Behavioral Healthcare Conference
More Effort Needed to Involve Consumers
Daniel S. Frey, Editor in Chief
The New York Chapter of the Association of Behavioral Healthcare Management held a one day conference in Poughkeepsie on September 20th.
What is the difference between behavioral healthcare and mental healthcare? Behavioral healthcare is more expansive. It includes substance abuse and chemical dependency. "I don't like the term behavioral healthcare because it assumes that behavior is something that can be controlled," said Joe Glazer, President/CEO of the Mental Health Association of New York State. I think what Mr. Glazer meant was that healthcare of any kind tries to control a physical or mental problem, whereas behavioral healthcare targets a behavioral problem. According to Mr. Glazer during his presentation, New York had 33 state-run psychiatric hospitals housing nearly 90,000 patients decades ago. Today, there are 28 such hospitals housing only around 5,000 patients. Where are the missing patients? He said most of them are falling through the cracks in the mental health system. We know that nearly 15,000 psychiatric survivors today are living in adult homes, many of which are much worse than the state hospitals they come from. According to Mr. Glazer, 870,000 Americans with psych disabilities are in prison, jail, on probation or parole. He described the current phenomenon of transinstitutionalization where consumers transfer from one institution to another in a never-ending cycle; from jail to hospital to street, and back to jail again. He suggested that community-based care, which all discharged patients were intended to receive, is no more than outpatient care. He sees a need for community inpatient care with proper discharge planning to community programs in order to preserve the continuum of mental health care.

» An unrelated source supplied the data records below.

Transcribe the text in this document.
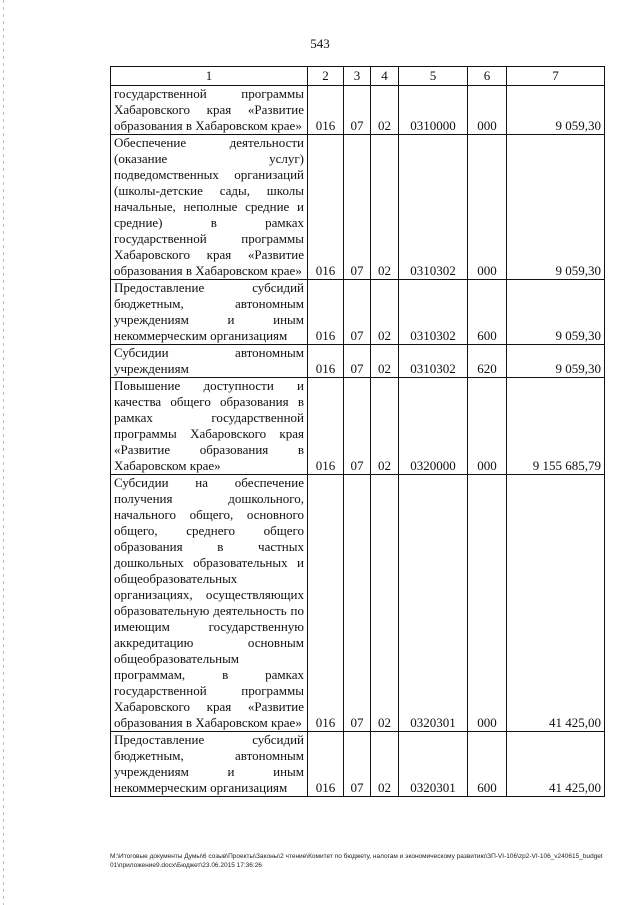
543
1	2	3	4	5	6	7
государственной программы Хабаровского края «Развитие образования в Хабаровском крае»	016	07	02	0310000	000	9 059,30
Обеспечение деятельности (оказание услуг) подведомственных организаций (школы-детские сады, школы начальные, неполные средние и средние) в рамках государственной программы Хабаровского края «Развитие образования в Хабаровском крае»	016	07	02	0310302	000	9 059,30
Предоставление субсидий бюджетным, автономным учреждениям и иным некоммерческим организациям	016	07	02	0310302	600	9 059,30
Субсидии автономным учреждениям	016	07	02	0310302	620	9 059,30
Повышение доступности и качества общего образования в рамках государственной программы Хабаровского края «Развитие образования в Хабаровском крае»	016	07	02	0320000	000	9 155 685,79
Субсидии на обеспечение получения дошкольного, начального общего, основного общего, среднего общего образования в частных дошкольных образовательных и общеобразовательных организациях, осуществляющих образовательную деятельность по имеющим государственную аккредитацию основным общеобразовательным программам, в рамках государственной программы Хабаровского края «Развитие образования в Хабаровском крае»	016	07	02	0320301	000	41 425,00
Предоставление субсидий бюджетным, автономным учреждениям и иным некоммерческим организациям	016	07	02	0320301	600	41 425,00
M:\Итоговые документы Думы\6 созыв\Проекты\Законы\2 чтение\Комитет по бюджету, налогам и экономическому развитию\ЗП-VI-106\zp2-VI-106_v240615_budget01\приложение9.docx\Бюджет\23.06.2015 17:36:26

Besides Mr. Glazer, other speakers included: Ronald J. North, Harry Shallcross, Eve Green Koopersmith, Bill Powanda and John Coppola. They spoke on a range of subjects interesting to behavioral healthcare providers. Of note was the wealth of behavioral healthcare materials on display, including New York City Voices and some other material geared for consumers such as pamphlets on how the ADA protects us against employment discrimination and the rights of outpatients. Mark Gustin, President, Association of Behavioral Healthcare Management's New York chapter moderated and put the conference together.